Perché nessuno ha fermato i fratelli Occhionero mentre spiavano politici e uomini delle istituzioni? Solo un errore di superficialità, da parte di chi stava indagando su questo scottante caso di cyberspionaggio? Il dubbio è lecito: possibile che Matteo Renzi, Mario Draghi e gli altri personaggi finiti nel mirino dell’ “occhio della piramide” non siano stati avvisati che qualcuno stava violando comunicazioni e informazioni private? A farne le spese, per ora, è Roberto Di Legami: il capo della polizia postale, il Cnaipic (il Centro nazionale anticrimine informatico della polizia postale), è stato rimosso dall’incarico dal capo della polizia Franco Gabrielli.
Giulio Occhionero, l’ingegnere nucleare accusato di aver spiato politici e istituzioni insieme alla sorella, era intercettato da marzo 2016. A gennaio l’Enav, uno degli enti spiati, aveva presentato denuncia dopo aver scoperto che i propri pc erano infetti. La polizia postale era dunque al corrente della loro presunta attività, eppure a giugno i due sarebbero riusciti comunque a violare i pc di Renzi, Draghi e gli altri, succhiandone informazioni riservate grazie al malware “Eye pyramid”. L’occhio della piramide, appunto. In ballo c’erano, secondo la procura, informazioni riservate inerenti la sicurezza nazionale. Dati sensibili che potrebbero mettere a rischio le istituzioni italiane se cadessero nelle mani sbagliate. Quelle a cui i fratelli avrebbero consegnato le informazioni rubate. Nonostante i rischi, nessuno ha avvertito i diretti interessati. Senza voler fare dietrologia e alimentare teorie complottiste (ci penserà la magistratura, in caso, a chiarire l’accaduto) ci sentiamo di condannare il modo in cui l’inchiesta è stata gestita.
Di Legami rimosso da capo della polizia postale
Una leggerezza costata il posto a Roberto Di Legami. Proprio colui da cui l’indagine è partita, è stato rimosso dall’incarico di capo della polizia postale, per aver sottovalutato la portata dell’inchiesta. La decisione è stata presa dal capo della polizia Gabrielli.

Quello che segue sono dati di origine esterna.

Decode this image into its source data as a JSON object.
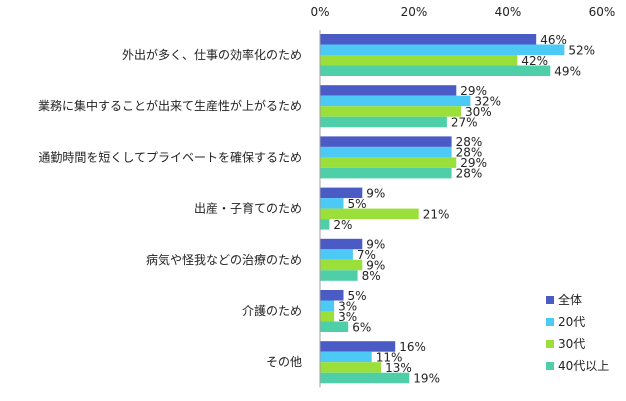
{
  "chart_data": {
    "type": "bar",
    "orientation": "horizontal",
    "title": "",
    "xlabel": "",
    "ylabel": "",
    "xlim": [
      0,
      60
    ],
    "x_ticks": [
      "0%",
      "20%",
      "40%",
      "60%"
    ],
    "grid": false,
    "legend_position": "bottom-right",
    "categories": [
      "外出が多く、仕事の効率化のため",
      "業務に集中することが出来て生産性が上がるため",
      "通勤時間を短くしてプライベートを確保するため",
      "出産・子育てのため",
      "病気や怪我などの治療のため",
      "介護のため",
      "その他"
    ],
    "series": [
      {
        "name": "全体",
        "color": "#4a5bc6",
        "values": [
          46,
          29,
          28,
          9,
          9,
          5,
          16
        ]
      },
      {
        "name": "20代",
        "color": "#4cc9f5",
        "values": [
          52,
          32,
          28,
          5,
          7,
          3,
          11
        ]
      },
      {
        "name": "30代",
        "color": "#9be03a",
        "values": [
          42,
          30,
          29,
          21,
          9,
          3,
          13
        ]
      },
      {
        "name": "40代以上",
        "color": "#4fcfa8",
        "values": [
          49,
          27,
          28,
          2,
          8,
          6,
          19
        ]
      }
    ]
  }
}
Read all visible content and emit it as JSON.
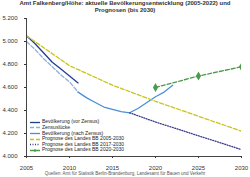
{
  "chart_data": {
    "type": "line",
    "title": "Amt Falkenberg/Höhe: aktuelle Bevölkerungsentwicklung (2005-2022) und Prognosen (bis 2030)",
    "caption": "Quellen: Amt für Statistik Berlin-Brandenburg, Landesamt für Bauen und Verkehr",
    "xlim": [
      2005,
      2030
    ],
    "xticks": [
      2005,
      2010,
      2015,
      2020,
      2025,
      2030
    ],
    "ylim": [
      4000,
      5200
    ],
    "yticks": [
      {
        "value": 4000,
        "label": "4.000"
      },
      {
        "value": 4200,
        "label": "4.200"
      },
      {
        "value": 4400,
        "label": "4.400"
      },
      {
        "value": 4600,
        "label": "4.600"
      },
      {
        "value": 4800,
        "label": "4.800"
      },
      {
        "value": 5000,
        "label": "5.000"
      },
      {
        "value": 5200,
        "label": "5.200"
      }
    ],
    "grid": false,
    "legend": "lower left",
    "series": [
      {
        "name": "Bevölkerung (vor Zensus)",
        "color": "#1f3f8f",
        "line_style": "solid",
        "x": [
          2005,
          2006,
          2007,
          2008,
          2009,
          2010,
          2011
        ],
        "values": [
          5050,
          4980,
          4900,
          4820,
          4760,
          4700,
          4640
        ]
      },
      {
        "name": "Zensuslücke",
        "color": "#8fb0d8",
        "line_style": "dashed",
        "x": [
          2005,
          2006,
          2007,
          2008,
          2009,
          2010,
          2011
        ],
        "values": [
          5000,
          4930,
          4850,
          4780,
          4710,
          4650,
          4560
        ]
      },
      {
        "name": "Bevölkerung (nach Zensus)",
        "color": "#4a90d9",
        "line_style": "solid",
        "x": [
          2011,
          2012,
          2013,
          2014,
          2015,
          2016,
          2017,
          2018,
          2019,
          2020,
          2021,
          2022
        ],
        "values": [
          4560,
          4510,
          4470,
          4430,
          4410,
          4390,
          4380,
          4420,
          4470,
          4520,
          4560,
          4620
        ]
      },
      {
        "name": "Prognose des Landes BB 2005-2030",
        "color": "#c8c41a",
        "line_style": "dashed",
        "x": [
          2005,
          2010,
          2015,
          2020,
          2025,
          2030
        ],
        "values": [
          5050,
          4790,
          4620,
          4480,
          4350,
          4220
        ]
      },
      {
        "name": "Prognose des Landes BB 2017-2030",
        "color": "#3b3b8f",
        "line_style": "dotted",
        "x": [
          2017,
          2020,
          2025,
          2030
        ],
        "values": [
          4380,
          4300,
          4180,
          4060
        ]
      },
      {
        "name": "Prognose des Landes BB 2020-2030",
        "color": "#4c9a4c",
        "line_style": "dashed",
        "marker": "diamond",
        "x": [
          2020,
          2025,
          2030
        ],
        "values": [
          4600,
          4700,
          4780
        ]
      }
    ]
  }
}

Il legale di Giulio Occhionero: “Aveva quei server solo per lavoro”
In attesa dell’interrogatorio di garanzia per i due imputati, ha parlato il legale di Giulio Occhionero. Stefano Parretta, prima di entrare nel carcere di Regina Coeli dove è in custodia il suo assistito, ha detto: “L’ho incontrato e oggi risponderà alle domande del gip, ha delle cose da chiarire, è una cosa ancora tutta da scrivere, al momento è solo un’ipotesi investigativa. Lui nega di aver fatto alcunché di illecito, aveva questi server all’estero per il suo lavoro, gli indirizzi che aveva sull’agenda sono indirizzi che possiamo avere tutti noi sul computer. Nega di aver fatto un’attività di spionaggio, i server all’estero li aveva per lavoro”.